Pendant zazen ramenez constamment votre attention à la posture de votre corps. On inspire et on expire profondément de façon continue, sans faire de rétention du souffle. On s’efforce surtout d’aller jusqu’au bout de chaque expiration. Une fois que le rythme de la respiration profonde est établi, alors on laisse simplement se faire la respiration de même qu’on laisse apparaître et disparaître les pensées, sans s’y attacher, sans chercher non plus à les éliminer. Simplement on ne s’en empare pas, on ne les rumine pas. Ainsi rapidement, l’esprit retrouve son calme, l’agitation de la journée s’apaise.

Zazen permet à l’esprit de se clarifier, de devenir plus lumineux, tout à fait comme l’eau d’un lac lorsque le vent a cessé de souffler et d’agiter la surface de vagues. On s’apaise et l’esprit devient transparent. On peut discerner clairement ce qui surgit, d’instant en instant, en prendre conscience et laisser passer. En prendre conscience, ce n’est pas simplement remarquer qu’il y a telle ou telle pensée, tel ou tel désir ou émotion mais c’est de voir intuitivement, rapidement, la nature de ce qui apparaît. C’est voir que nos pensées, bien qu’existant réellement, n’ont pas de substance fixe, sont comme des nuages dans le ciel, comme la condensation d’une vapeur d’eau qui peut disparaître rapidement dés que le vent souffle. Dés que l’on se concentre sur l’expiration, rapidement les pensées retournent à leur origine, à la vacuité, ku en japonais, c’est-à-dire le vaste ciel.

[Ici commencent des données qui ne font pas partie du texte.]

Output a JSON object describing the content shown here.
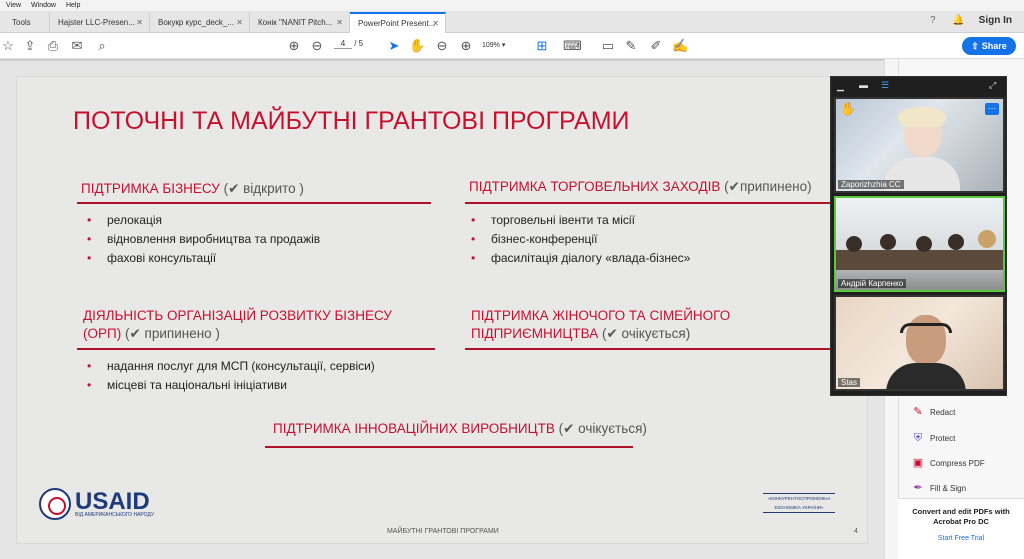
{
  "menu": [
    "View",
    "Window",
    "Help"
  ],
  "tabs": [
    {
      "label": "Tools"
    },
    {
      "label": "Hajster LLC-Presen..."
    },
    {
      "label": "Вокукр курс_deck_..."
    },
    {
      "label": "Конік \"NANIT Pitch..."
    },
    {
      "label": "PowerPoint Present..."
    }
  ],
  "header": {
    "signin": "Sign In"
  },
  "toolbar": {
    "page_current": "4",
    "page_total": "/ 5",
    "zoom": "109%",
    "share": "Share"
  },
  "slide": {
    "title": "ПОТОЧНІ ТА МАЙБУТНІ ГРАНТОВІ ПРОГРАМИ",
    "s1": {
      "h": "ПІДТРИМКА БІЗНЕСУ",
      "st": "(✔ відкрито )",
      "items": [
        "релокація",
        "відновлення виробництва та продажів",
        "фахові консультації"
      ]
    },
    "s2": {
      "h": "ПІДТРИМКА ТОРГОВЕЛЬНИХ ЗАХОДІВ",
      "st": "(✔припинено)",
      "items": [
        "торговельні івенти та місії",
        "бізнес-конференції",
        "фасилітація діалогу «влада-бізнес»"
      ]
    },
    "s3": {
      "h1": "ДІЯЛЬНІСТЬ ОРГАНІЗАЦІЙ РОЗВИТКУ БІЗНЕСУ",
      "h2": "(ОРП)",
      "st": "(✔ припинено )",
      "items": [
        "надання послуг для МСП (консультації, сервіси)",
        "місцеві та національні ініціативи"
      ]
    },
    "s4": {
      "h1": "ПІДТРИМКА ЖІНОЧОГО ТА СІМЕЙНОГО",
      "h2": "ПІДПРИЄМНИЦТВА",
      "st": "(✔ очікується)"
    },
    "s5": {
      "h": "ПІДТРИМКА ІННОВАЦІЙНИХ ВИРОБНИЦТВ",
      "st": "(✔ очікується)"
    },
    "usaid": "USAID",
    "usaid_sub": "ВІД АМЕРИКАНСЬКОГО НАРОДУ",
    "logo2": "«КОНКУРЕНТОСПРОМОЖНА ЕКОНОМІКА УКРАЇНИ»",
    "footer": "МАЙБУТНІ ГРАНТОВІ ПРОГРАМИ",
    "page": "4"
  },
  "video": [
    {
      "name": "Zaporizhzhia CC"
    },
    {
      "name": "Андрій Карпенко"
    },
    {
      "name": "Stas"
    }
  ],
  "tools": [
    {
      "label": "Redact",
      "icon": "redact-icon"
    },
    {
      "label": "Protect",
      "icon": "shield-icon"
    },
    {
      "label": "Compress PDF",
      "icon": "compress-icon"
    },
    {
      "label": "Fill & Sign",
      "icon": "pen-icon"
    }
  ],
  "promo": {
    "text": "Convert and edit PDFs with Acrobat Pro DC",
    "link": "Start Free Trial"
  }
}
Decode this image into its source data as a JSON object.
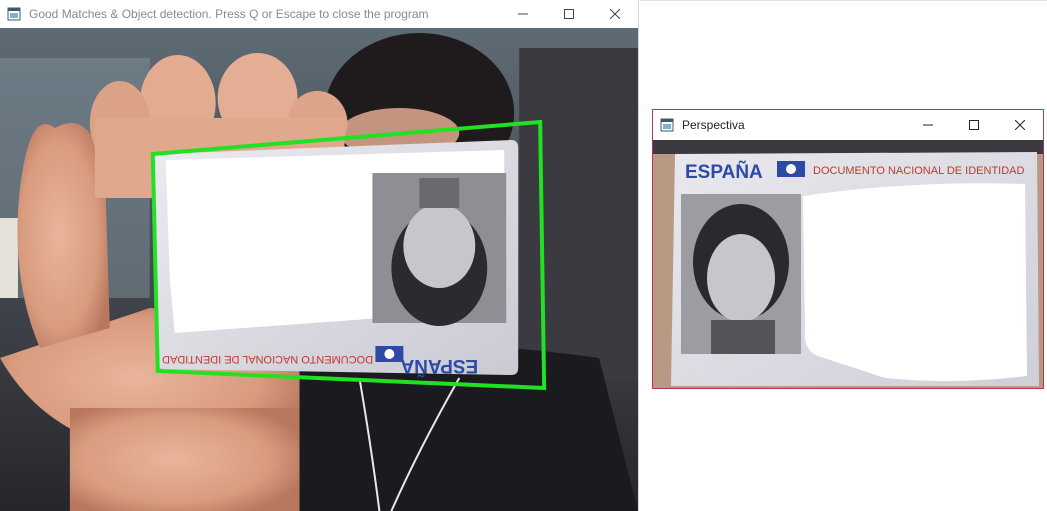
{
  "main_window": {
    "title": "Good Matches & Object detection. Press Q or Escape to close the program",
    "controls": {
      "minimize": "minimize-icon",
      "maximize": "maximize-icon",
      "close": "close-icon"
    },
    "card_text_mirrored": {
      "country": "ESPAÑA",
      "document": "DOCUMENTO NACIONAL DE IDENTIDAD"
    },
    "detection_box_color": "#22e022"
  },
  "perspective_window": {
    "title": "Perspectiva",
    "controls": {
      "minimize": "minimize-icon",
      "maximize": "maximize-icon",
      "close": "close-icon"
    },
    "card_text": {
      "country": "ESPAÑA",
      "document": "DOCUMENTO NACIONAL DE IDENTIDAD"
    }
  },
  "colors": {
    "card_blue": "#2e4aa8",
    "card_red": "#c0392b",
    "perspective_border": "#b0365a"
  }
}
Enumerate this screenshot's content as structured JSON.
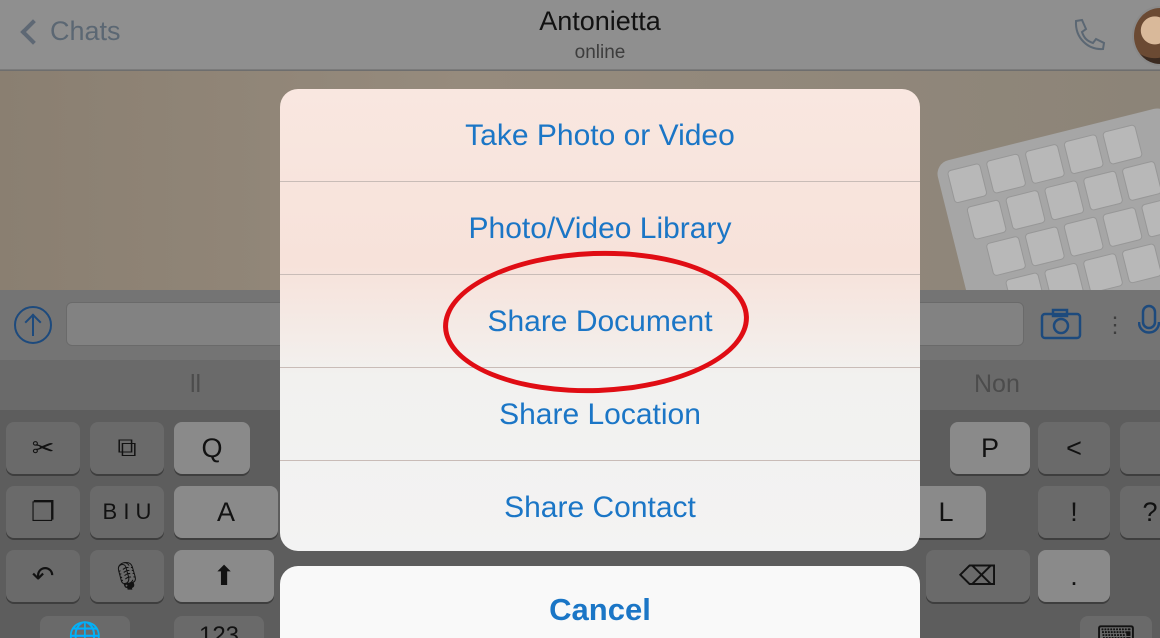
{
  "navbar": {
    "back_label": "Chats",
    "contact_name": "Antonietta",
    "contact_status": "online",
    "icons": {
      "back": "chevron-left-icon",
      "call": "phone-icon",
      "avatar": "avatar"
    }
  },
  "input_bar": {
    "icons": [
      "upload-arrow-icon",
      "camera-icon",
      "more-dots-icon",
      "microphone-icon"
    ]
  },
  "keyboard": {
    "suggestions": [
      "ll",
      "Non"
    ],
    "rows": [
      {
        "keys": [
          "Q",
          "P",
          "<"
        ]
      },
      {
        "keys": [
          "A",
          "L",
          "!",
          "?"
        ]
      },
      {
        "keys": [
          "B I U",
          "."
        ]
      },
      {
        "keys": [
          "123"
        ]
      }
    ]
  },
  "action_sheet": {
    "items": [
      {
        "label": "Take Photo or Video"
      },
      {
        "label": "Photo/Video Library"
      },
      {
        "label": "Share Document",
        "highlighted": true
      },
      {
        "label": "Share Location"
      },
      {
        "label": "Share Contact"
      }
    ],
    "cancel_label": "Cancel",
    "accent_color": "#1b76c6",
    "highlight_color": "#e00d14"
  }
}
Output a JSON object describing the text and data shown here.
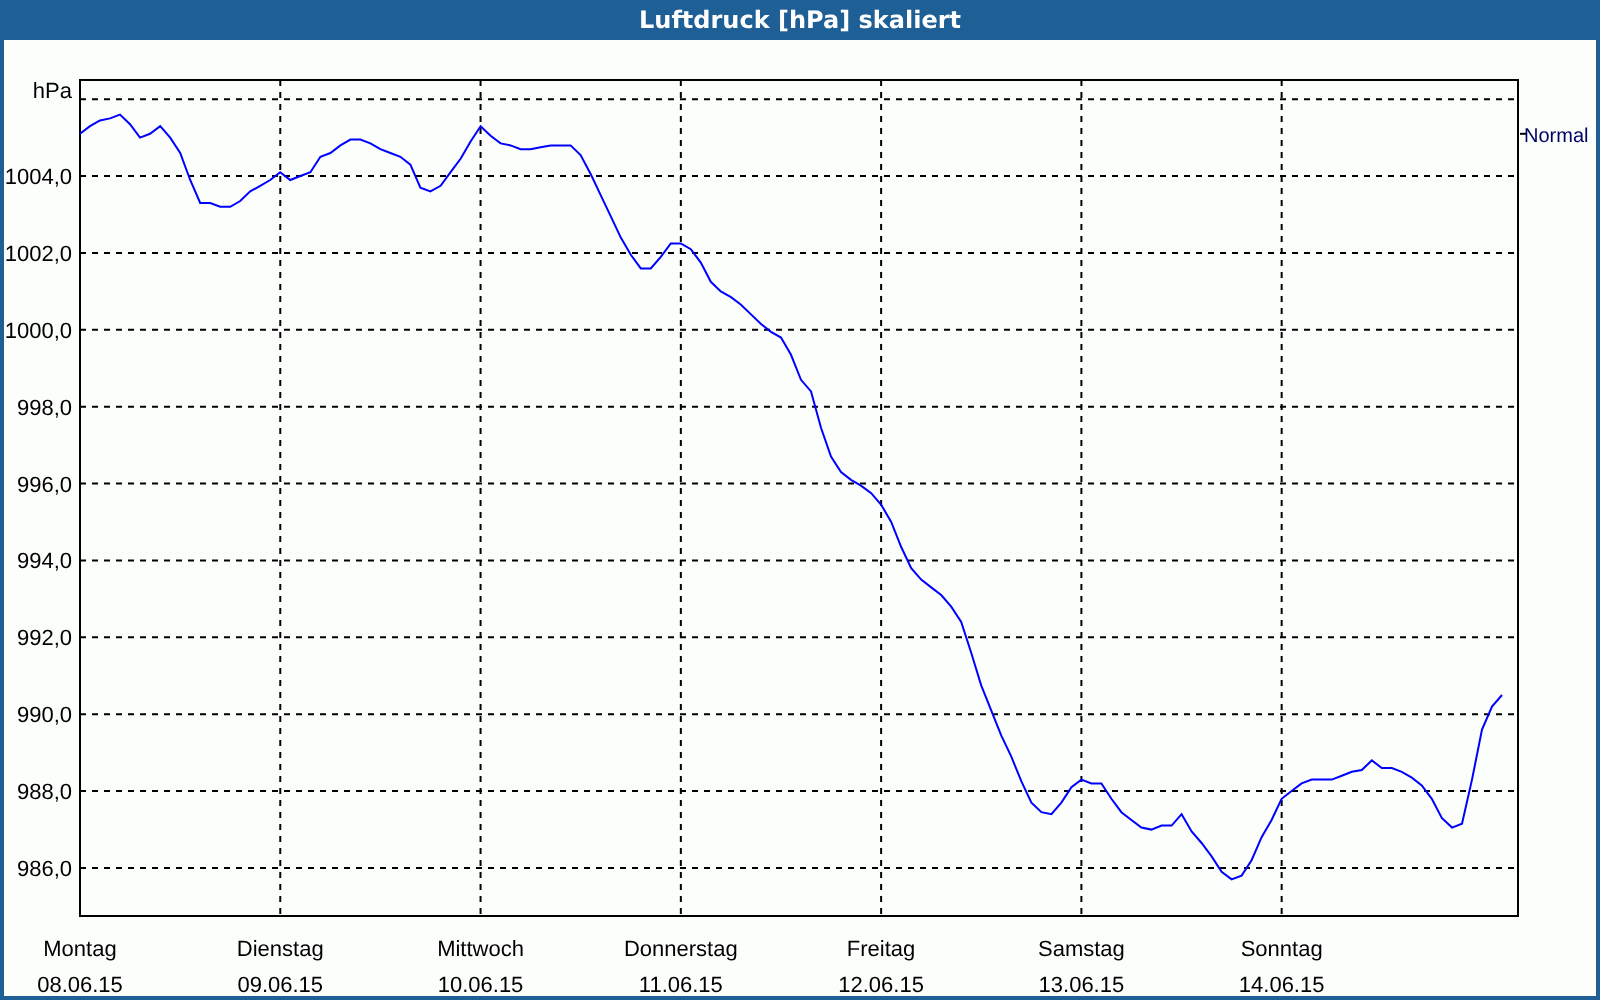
{
  "chart_data": {
    "type": "line",
    "title": "Luftdruck [hPa] skaliert",
    "ylabel": "hPa",
    "grid": true,
    "ylim": [
      984.75,
      1006.5
    ],
    "yticks": [
      {
        "value": 986,
        "label": "986,0"
      },
      {
        "value": 988,
        "label": "988,0"
      },
      {
        "value": 990,
        "label": "990,0"
      },
      {
        "value": 992,
        "label": "992,0"
      },
      {
        "value": 994,
        "label": "994,0"
      },
      {
        "value": 996,
        "label": "996,0"
      },
      {
        "value": 998,
        "label": "998,0"
      },
      {
        "value": 1000,
        "label": "1000,0"
      },
      {
        "value": 1002,
        "label": "1002,0"
      },
      {
        "value": 1004,
        "label": "1004,0"
      }
    ],
    "categories": [
      "Montag\n08.06.15",
      null,
      null,
      null,
      null,
      null,
      null,
      null,
      null,
      null,
      null,
      null,
      null,
      null,
      null,
      null,
      null,
      null,
      null,
      null,
      "Dienstag\n09.06.15",
      null,
      null,
      null,
      null,
      null,
      null,
      null,
      null,
      null,
      null,
      null,
      null,
      null,
      null,
      null,
      null,
      null,
      null,
      null,
      "Mittwoch\n10.06.15",
      null,
      null,
      null,
      null,
      null,
      null,
      null,
      null,
      null,
      null,
      null,
      null,
      null,
      null,
      null,
      null,
      null,
      null,
      null,
      "Donnerstag\n11.06.15",
      null,
      null,
      null,
      null,
      null,
      null,
      null,
      null,
      null,
      null,
      null,
      null,
      null,
      null,
      null,
      null,
      null,
      null,
      null,
      "Freitag\n12.06.15",
      null,
      null,
      null,
      null,
      null,
      null,
      null,
      null,
      null,
      null,
      null,
      null,
      null,
      null,
      null,
      null,
      null,
      null,
      null,
      "Samstag\n13.06.15",
      null,
      null,
      null,
      null,
      null,
      null,
      null,
      null,
      null,
      null,
      null,
      null,
      null,
      null,
      null,
      null,
      null,
      null,
      null,
      "Sonntag\n14.06.15",
      null,
      null,
      null,
      null,
      null,
      null,
      null,
      null,
      null,
      null,
      null,
      null,
      null,
      null,
      null,
      null,
      null,
      null,
      null,
      null,
      null,
      null
    ],
    "series": [
      {
        "name": "Normal",
        "color": "#0000ff",
        "values": [
          1005.1,
          1005.3,
          1005.45,
          1005.5,
          1005.6,
          1005.35,
          1005.0,
          1005.1,
          1005.3,
          1005.0,
          1004.6,
          1003.9,
          1003.3,
          1003.3,
          1003.2,
          1003.2,
          1003.35,
          1003.6,
          1003.75,
          1003.9,
          1004.1,
          1003.9,
          1004.0,
          1004.1,
          1004.5,
          1004.6,
          1004.8,
          1004.95,
          1004.95,
          1004.85,
          1004.7,
          1004.6,
          1004.5,
          1004.3,
          1003.7,
          1003.6,
          1003.75,
          1004.1,
          1004.45,
          1004.9,
          1005.3,
          1005.05,
          1004.85,
          1004.8,
          1004.7,
          1004.7,
          1004.75,
          1004.8,
          1004.8,
          1004.8,
          1004.55,
          1004.05,
          1003.5,
          1002.95,
          1002.4,
          1001.95,
          1001.6,
          1001.6,
          1001.9,
          1002.25,
          1002.25,
          1002.1,
          1001.75,
          1001.25,
          1001.0,
          1000.85,
          1000.65,
          1000.4,
          1000.15,
          999.95,
          999.8,
          999.35,
          998.7,
          998.4,
          997.45,
          996.7,
          996.3,
          996.1,
          995.95,
          995.75,
          995.45,
          995.0,
          994.35,
          993.8,
          993.5,
          993.3,
          993.1,
          992.8,
          992.4,
          991.6,
          990.75,
          990.1,
          989.45,
          988.9,
          988.25,
          987.7,
          987.45,
          987.4,
          987.7,
          988.1,
          988.3,
          988.2,
          988.2,
          987.8,
          987.45,
          987.25,
          987.05,
          987.0,
          987.1,
          987.1,
          987.4,
          986.95,
          986.65,
          986.3,
          985.9,
          985.7,
          985.8,
          986.2,
          986.8,
          987.25,
          987.8,
          988.0,
          988.2,
          988.3,
          988.3,
          988.3,
          988.4,
          988.5,
          988.55,
          988.8,
          988.6,
          988.6,
          988.5,
          988.35,
          988.15,
          987.8,
          987.3,
          987.05,
          987.15,
          988.3,
          989.6,
          990.2,
          990.5
        ]
      }
    ]
  }
}
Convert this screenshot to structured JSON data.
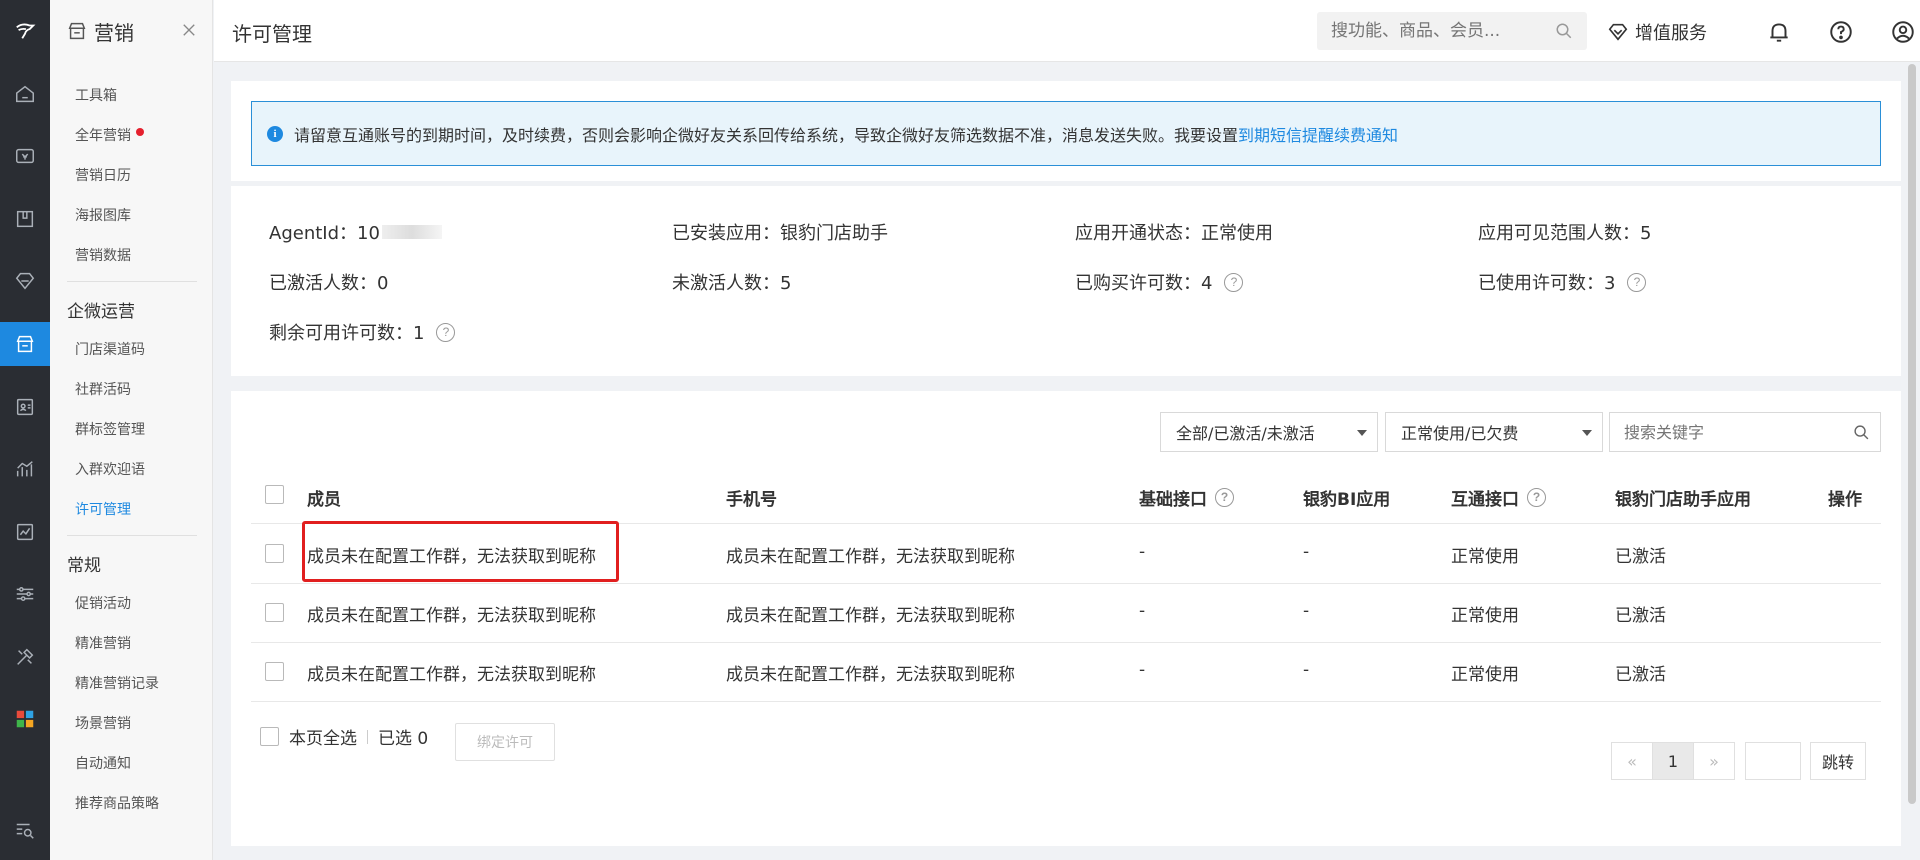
{
  "sidebar_rail": {
    "icons": [
      "logo-icon",
      "home-icon",
      "wallet-icon",
      "box-icon",
      "diamond-icon",
      "store-icon",
      "contact-card-icon",
      "analytics-icon",
      "report-icon",
      "sliders-icon",
      "tools-icon",
      "apps-grid-icon",
      "search-list-icon"
    ]
  },
  "sub_sidebar": {
    "title": "营销",
    "items_top": [
      "工具箱",
      "全年营销",
      "营销日历",
      "海报图库",
      "营销数据"
    ],
    "section_1": "企微运营",
    "items_mid": [
      "门店渠道码",
      "社群活码",
      "群标签管理",
      "入群欢迎语",
      "许可管理"
    ],
    "section_2": "常规",
    "items_bottom": [
      "促销活动",
      "精准营销",
      "精准营销记录",
      "场景营销",
      "自动通知",
      "推荐商品策略"
    ]
  },
  "topbar": {
    "page_title": "许可管理",
    "search_placeholder": "搜功能、商品、会员...",
    "value_added": "增值服务"
  },
  "notice": {
    "text": "请留意互通账号的到期时间，及时续费，否则会影响企微好友关系回传给系统，导致企微好友筛选数据不准，消息发送失败。我要设置",
    "link": "到期短信提醒续费通知"
  },
  "info": {
    "agent_id": "AgentId：10",
    "installed_app": "已安装应用：银豹门店助手",
    "app_status": "应用开通状态：正常使用",
    "visible_count": "应用可见范围人数：5",
    "activated": "已激活人数：0",
    "not_activated": "未激活人数：5",
    "purchased": "已购买许可数：4",
    "used": "已使用许可数：3",
    "remaining": "剩余可用许可数：1"
  },
  "filters": {
    "activation": "全部/已激活/未激活",
    "status": "正常使用/已欠费",
    "keyword_placeholder": "搜索关键字"
  },
  "table": {
    "headers": [
      "成员",
      "手机号",
      "基础接口",
      "银豹BI应用",
      "互通接口",
      "银豹门店助手应用",
      "操作"
    ],
    "rows": [
      {
        "member": "成员未在配置工作群，无法获取到昵称",
        "phone": "成员未在配置工作群，无法获取到昵称",
        "basic": "-",
        "bi": "-",
        "interop": "正常使用",
        "assistant": "已激活"
      },
      {
        "member": "成员未在配置工作群，无法获取到昵称",
        "phone": "成员未在配置工作群，无法获取到昵称",
        "basic": "-",
        "bi": "-",
        "interop": "正常使用",
        "assistant": "已激活"
      },
      {
        "member": "成员未在配置工作群，无法获取到昵称",
        "phone": "成员未在配置工作群，无法获取到昵称",
        "basic": "-",
        "bi": "-",
        "interop": "正常使用",
        "assistant": "已激活"
      }
    ]
  },
  "footer": {
    "select_page": "本页全选",
    "selected": "已选 0",
    "bind": "绑定许可",
    "prev": "«",
    "page": "1",
    "next": "»",
    "jump": "跳转"
  },
  "colors": {
    "accent": "#1e89e0",
    "rail": "#2a2d33",
    "highlight": "#e11f1f",
    "badge": "#e5202e"
  }
}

Ainsi tous les obstacles et les complications de l’esprit disparaissent et on peut rester assis tout à fait à l’aise.

Bien que l’on soit concentré sur la posture du corps, on n’est pas particulièrement attaché à ce corps. Bien que l’on observe les mouvements de l’esprit, on n’est pas non plus attaché à l’esprit. Le corps et l’esprit sont abandonnés à zazen et deviennent simplement la pratique de zazen elle-même.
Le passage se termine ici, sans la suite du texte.